Docetaxel is a semisynthetic taxane that promotes and stabilizes microtubule assembly by binding to β-tubulin subunits. This stabilization inhibits microtubule depolymerization, thereby blocking the dynamic reorganization of the microtubule network essential for mitotic and interphase cellular functions. The result is inhibition of mitotic cell division, leading to apoptosis of rapidly dividing cancer cells.

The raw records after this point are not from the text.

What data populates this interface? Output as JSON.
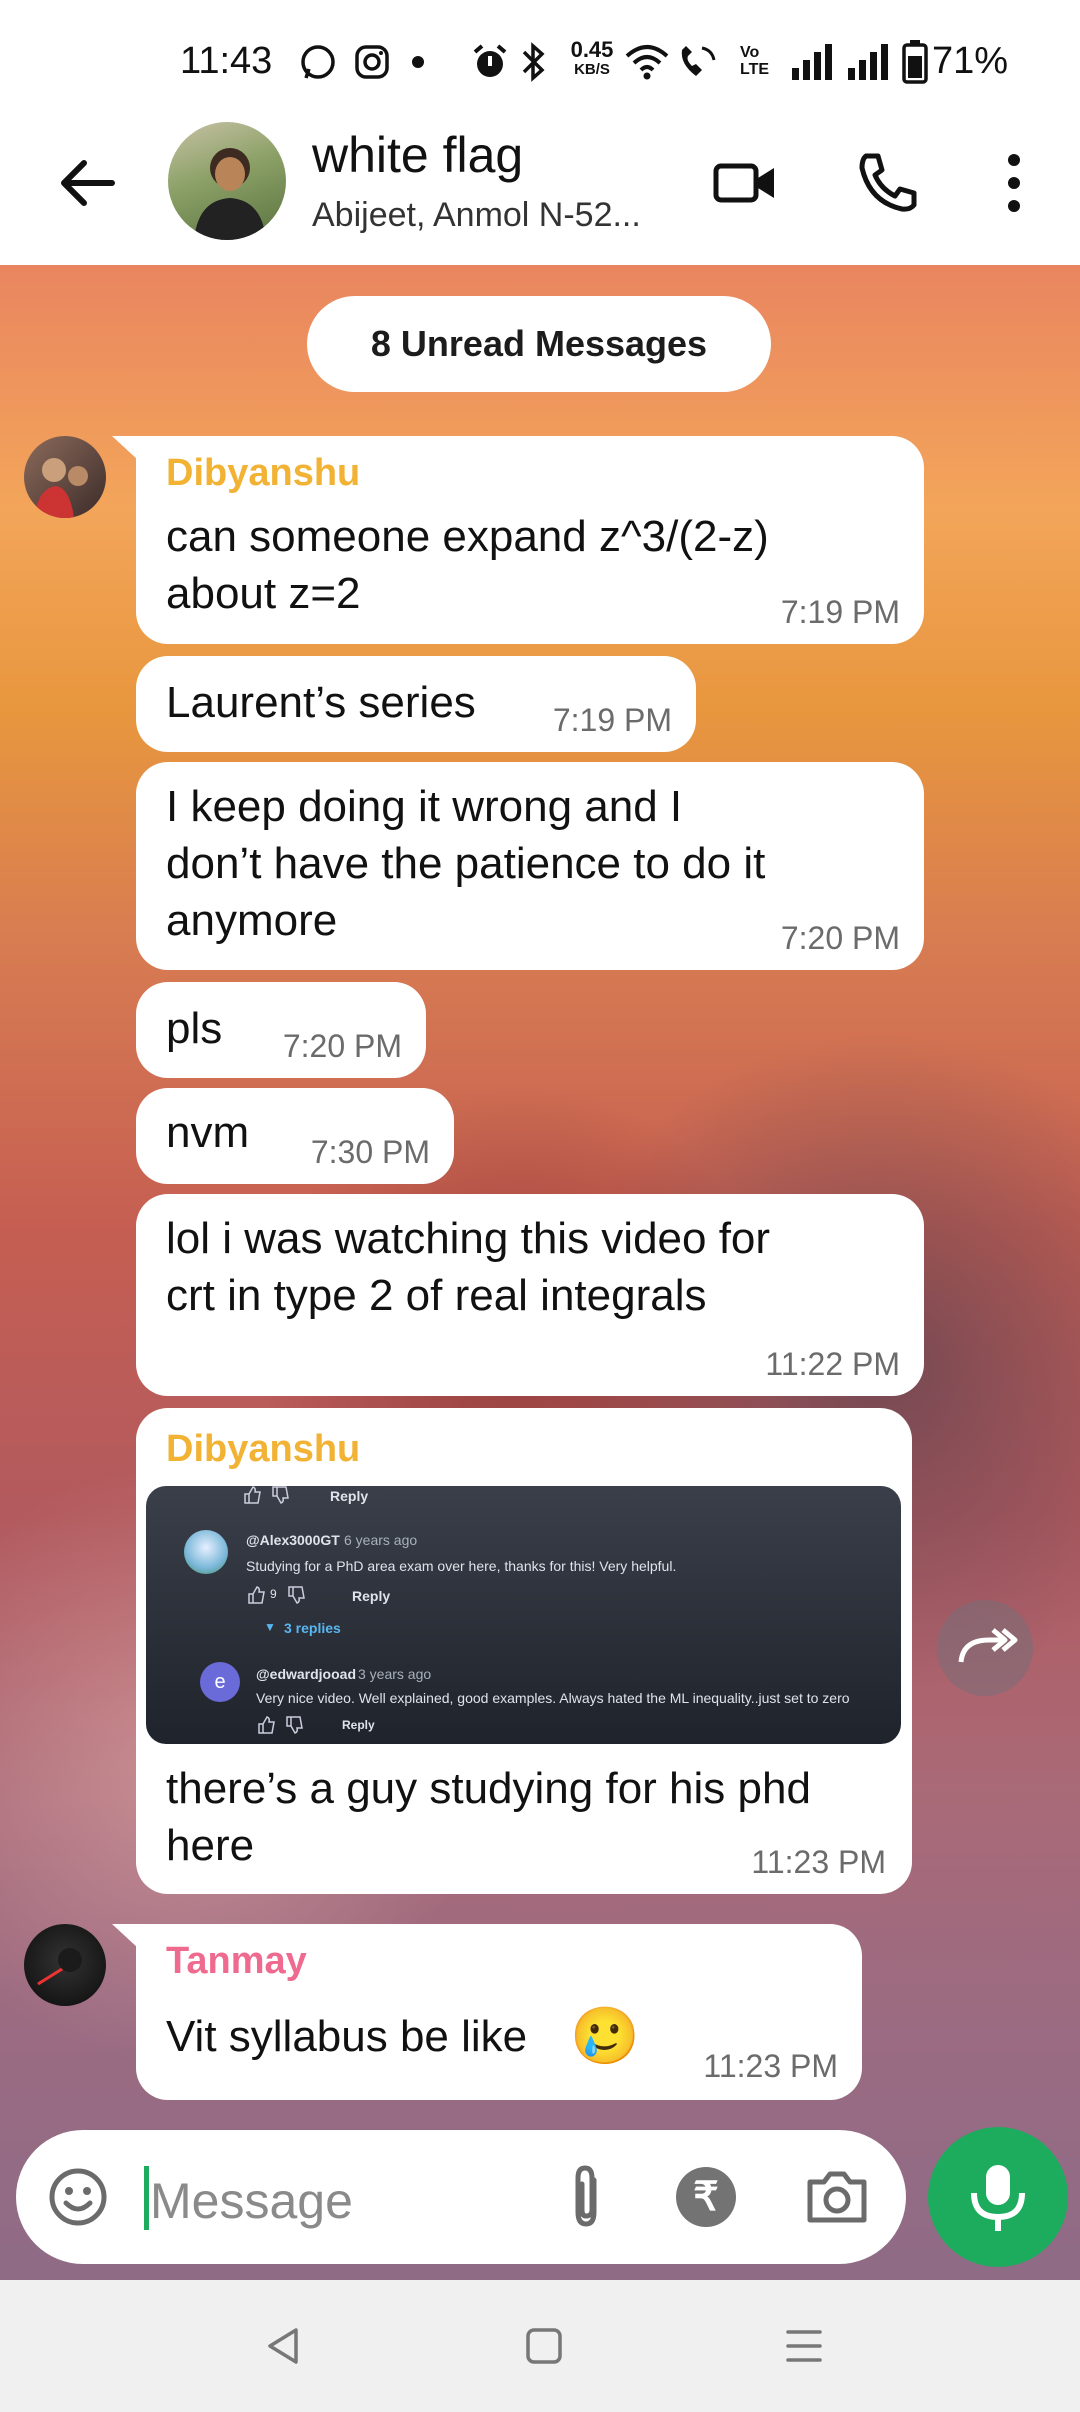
{
  "status_bar": {
    "time": "11:43",
    "net_speed_value": "0.45",
    "net_speed_unit": "KB/S",
    "volte": "Vo LTE",
    "battery": "71%"
  },
  "header": {
    "group_name": "white flag",
    "members": "Abijeet, Anmol N-52..."
  },
  "unread_label": "8 Unread Messages",
  "messages": [
    {
      "sender": "Dibyanshu",
      "text_lines": [
        "can someone expand z^3/(2-z)",
        "about z=2"
      ],
      "time": "7:19 PM"
    },
    {
      "text": "Laurent’s series",
      "time": "7:19 PM"
    },
    {
      "text_lines": [
        "I keep doing it wrong and I",
        "don’t have the patience to do it",
        "anymore"
      ],
      "time": "7:20 PM"
    },
    {
      "text": "pls",
      "time": "7:20 PM"
    },
    {
      "text": "nvm",
      "time": "7:30 PM"
    },
    {
      "text_lines": [
        "lol i was watching this video for",
        "crt in type 2 of real integrals"
      ],
      "time": "11:22 PM"
    },
    {
      "sender": "Dibyanshu",
      "image": {
        "reply_1": "Reply",
        "user_1": "@Alex3000GT",
        "age_1": "6 years ago",
        "comment_1": "Studying for a PhD area exam over here, thanks for this!  Very helpful.",
        "likes_1": "9",
        "reply_2": "Reply",
        "replies_link": "3 replies",
        "avatar_letter": "e",
        "user_2": "@edwardjooad",
        "age_2": "3 years ago",
        "comment_2": "Very nice video. Well explained, good examples. Always hated the ML inequality..just set to zero",
        "reply_3": "Reply"
      },
      "text_lines": [
        "there’s a guy studying for his phd",
        "here"
      ],
      "time": "11:23 PM"
    },
    {
      "sender": "Tanmay",
      "text": "Vit syllabus be like",
      "emoji": "🥲",
      "time": "11:23 PM"
    }
  ],
  "input": {
    "placeholder": "Message",
    "currency_symbol": "₹"
  },
  "colors": {
    "sender_dibyanshu": "#f2b233",
    "sender_tanmay": "#ef6a8f",
    "mic_button": "#1dab5e",
    "cursor": "#1dab5e"
  },
  "icons": {
    "back": "arrow-left-icon",
    "video": "video-camera-icon",
    "call": "phone-icon",
    "menu": "more-vertical-icon",
    "emoji": "emoji-icon",
    "attach": "paperclip-icon",
    "payment": "rupee-icon",
    "camera": "camera-icon",
    "mic": "mic-icon",
    "forward": "forward-icon"
  }
}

• Absorption: Administered IV; complete bioavailability.
• Distribution: Extensive tissue distribution; highly bound (~95%) to plasma proteins.
• Metabolism: Metabolized primarily by hepatic CYP3A4 enzymes to inactive metabolites.
• Half-life: Terminal elimination half-life approx. 11 hours (range 11–18 hours).
• Elimination: Mainly eliminated via feces (approximately 75%); <5% excreted unchanged in urine.

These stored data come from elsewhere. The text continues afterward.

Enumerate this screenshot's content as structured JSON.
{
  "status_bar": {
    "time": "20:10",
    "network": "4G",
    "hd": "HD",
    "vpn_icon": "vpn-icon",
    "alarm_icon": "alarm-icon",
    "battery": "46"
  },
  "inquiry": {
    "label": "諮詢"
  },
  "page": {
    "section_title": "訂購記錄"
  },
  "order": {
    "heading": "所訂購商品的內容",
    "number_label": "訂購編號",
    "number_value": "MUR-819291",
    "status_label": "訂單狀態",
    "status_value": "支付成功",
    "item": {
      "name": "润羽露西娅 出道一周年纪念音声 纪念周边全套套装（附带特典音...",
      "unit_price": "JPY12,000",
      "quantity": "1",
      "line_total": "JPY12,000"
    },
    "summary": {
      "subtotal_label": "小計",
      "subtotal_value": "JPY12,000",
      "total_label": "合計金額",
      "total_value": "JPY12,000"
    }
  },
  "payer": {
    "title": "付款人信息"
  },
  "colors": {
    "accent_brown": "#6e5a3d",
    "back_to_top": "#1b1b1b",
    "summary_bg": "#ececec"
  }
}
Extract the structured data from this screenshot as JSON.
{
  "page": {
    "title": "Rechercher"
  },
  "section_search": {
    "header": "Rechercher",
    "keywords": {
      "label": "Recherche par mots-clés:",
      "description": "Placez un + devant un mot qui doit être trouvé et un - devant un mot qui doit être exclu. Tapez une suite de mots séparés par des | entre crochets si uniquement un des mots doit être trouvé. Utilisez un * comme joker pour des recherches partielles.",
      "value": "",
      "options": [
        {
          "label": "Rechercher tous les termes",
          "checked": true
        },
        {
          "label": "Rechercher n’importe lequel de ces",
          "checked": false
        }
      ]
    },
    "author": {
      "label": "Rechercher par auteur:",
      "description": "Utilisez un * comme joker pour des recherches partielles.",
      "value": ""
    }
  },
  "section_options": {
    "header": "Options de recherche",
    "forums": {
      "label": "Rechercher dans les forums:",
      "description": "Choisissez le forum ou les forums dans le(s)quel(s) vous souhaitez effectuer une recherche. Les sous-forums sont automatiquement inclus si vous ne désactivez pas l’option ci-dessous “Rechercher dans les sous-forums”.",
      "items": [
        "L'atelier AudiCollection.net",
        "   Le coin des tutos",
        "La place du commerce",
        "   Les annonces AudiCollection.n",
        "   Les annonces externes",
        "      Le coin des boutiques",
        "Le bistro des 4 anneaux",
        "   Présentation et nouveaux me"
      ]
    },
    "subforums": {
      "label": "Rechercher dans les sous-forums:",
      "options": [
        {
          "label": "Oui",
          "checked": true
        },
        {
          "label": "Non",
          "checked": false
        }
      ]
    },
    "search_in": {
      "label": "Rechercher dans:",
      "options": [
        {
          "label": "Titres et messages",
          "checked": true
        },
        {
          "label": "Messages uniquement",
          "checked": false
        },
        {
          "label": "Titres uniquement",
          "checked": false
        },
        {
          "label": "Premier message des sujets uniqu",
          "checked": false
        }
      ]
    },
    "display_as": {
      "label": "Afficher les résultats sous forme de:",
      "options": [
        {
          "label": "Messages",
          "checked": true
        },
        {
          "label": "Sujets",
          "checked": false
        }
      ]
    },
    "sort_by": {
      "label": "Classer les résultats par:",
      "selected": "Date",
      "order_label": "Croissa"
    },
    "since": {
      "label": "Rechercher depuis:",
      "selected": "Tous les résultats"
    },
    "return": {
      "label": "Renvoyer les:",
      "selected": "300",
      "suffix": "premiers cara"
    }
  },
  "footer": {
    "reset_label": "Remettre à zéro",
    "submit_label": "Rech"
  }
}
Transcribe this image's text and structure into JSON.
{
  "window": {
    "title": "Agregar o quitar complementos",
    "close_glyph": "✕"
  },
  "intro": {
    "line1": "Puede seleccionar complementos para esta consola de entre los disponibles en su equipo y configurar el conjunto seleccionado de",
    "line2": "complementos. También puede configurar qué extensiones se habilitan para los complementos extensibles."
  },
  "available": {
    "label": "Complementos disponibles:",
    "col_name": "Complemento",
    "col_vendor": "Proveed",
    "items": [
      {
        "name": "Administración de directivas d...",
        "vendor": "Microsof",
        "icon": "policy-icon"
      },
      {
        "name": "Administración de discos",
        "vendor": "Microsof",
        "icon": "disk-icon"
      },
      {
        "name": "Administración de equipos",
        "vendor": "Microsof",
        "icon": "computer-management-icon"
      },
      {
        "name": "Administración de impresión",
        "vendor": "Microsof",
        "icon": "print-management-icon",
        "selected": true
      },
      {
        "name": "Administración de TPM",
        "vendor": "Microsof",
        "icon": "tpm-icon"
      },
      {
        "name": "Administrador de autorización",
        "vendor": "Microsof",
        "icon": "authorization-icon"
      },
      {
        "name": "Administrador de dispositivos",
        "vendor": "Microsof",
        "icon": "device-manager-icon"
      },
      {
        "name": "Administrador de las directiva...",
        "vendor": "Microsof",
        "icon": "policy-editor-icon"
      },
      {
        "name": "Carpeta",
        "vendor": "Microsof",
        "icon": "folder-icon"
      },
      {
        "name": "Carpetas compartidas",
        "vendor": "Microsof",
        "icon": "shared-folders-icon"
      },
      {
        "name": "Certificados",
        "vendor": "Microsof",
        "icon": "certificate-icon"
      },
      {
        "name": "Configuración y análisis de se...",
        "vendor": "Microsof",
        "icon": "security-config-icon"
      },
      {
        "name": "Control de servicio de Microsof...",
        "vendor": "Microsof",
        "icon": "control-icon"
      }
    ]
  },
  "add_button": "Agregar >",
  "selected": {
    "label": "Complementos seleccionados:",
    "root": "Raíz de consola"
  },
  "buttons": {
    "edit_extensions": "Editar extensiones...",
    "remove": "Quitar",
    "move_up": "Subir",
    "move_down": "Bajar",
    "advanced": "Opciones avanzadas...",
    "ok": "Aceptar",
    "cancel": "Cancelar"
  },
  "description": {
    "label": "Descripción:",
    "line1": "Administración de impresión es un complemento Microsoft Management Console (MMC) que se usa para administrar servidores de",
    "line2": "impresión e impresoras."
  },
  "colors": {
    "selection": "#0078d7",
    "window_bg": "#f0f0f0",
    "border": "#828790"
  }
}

• Pregnancy: FDA Category D
• Documented teratogenicity and embryotoxicity in animal studies.
• Contraindicated during pregnancy unless potential benefits outweigh risks.
• Lactation:
• Unknown if excreted in human milk.
• Breastfeeding not recommended during treatment due to potential toxicity.

• Primary Class: Antineoplastic agent
• Subclass: Taxane antimitotic agent

• Known hypersensitivity to docetaxel, other taxanes, or polysorbate 80 (excipient)
• Severe neutropenia or thrombocytopenia prior to treatment
• Severe hepatic impairment
• Pregnancy and lactation unless benefits outweigh risks

• Myelosuppression: Severe neutropenia with risk of infections; monitor CBC regularly.
• Hypersensitivity reactions: Can be severe or fatal; premedication with corticosteroids is mandatory.
• Fluid retention: May cause edema, pleural effusion, and ascites; monitor and manage accordingly.
• Hepatic impairment: Dose modification or avoidance recommended.
• Neuropathy: Peripheral sensory neuropathy can occur; monitor symptoms.
• Pulmonary toxicity: Rare but serious interstitial pneumonitis reported.
• Cardiac effects: Monitor for arrhythmias and heart failure in predisposed patients.

Common:

• Hematologic: Neutropenia, anemia, thrombocytopenia
• Gastrointestinal: Nausea, vomiting, diarrhea, mucositis
• Alopecia
• Fatigue
• Fluid retention/edema
• Neuropathy (paresthesia, neuropathic pain)
• Nail changes

Serious / Rare:

• Febrile neutropenia
• Severe hypersensitivity reactions (anaphylaxis)
• Hepatic toxicity
• Interstitial lung disease
• Cardiac arrhythmias

• CYP3A4 inhibitors (e.g., ketoconazole, erythromycin):
• Increase docetaxel plasma concentration → increased toxicity risk.
• CYP3A4 inducers (e.g., rifampin, phenytoin):
• Decrease docetaxel plasma concentration → reduced efficacy.
• Other myelosuppressive agents:
• Additive bone marrow suppression.
• Live vaccines:
• Avoid during therapy due to immunosuppression.

• Recent oncology guidelines emphasize the importance of corticosteroid premedication to reduce hypersensitivity and fluid retention.
• Dose adjustments recommended in hepatic impairment.
• Increasing evidence supports combination therapies incorporating docetaxel for advanced solid tumors.
• Monitoring for neuropathy and early intervention has been highlighted in supportive care protocols.

• Store at 2°C to 8°C (36°F to 46°F) (refrigerated)
• Protect from light
• Do not freeze
• Use reconstituted solutions promptly; if storage is necessary, use within 8 hours at 2–25°C and protect from light.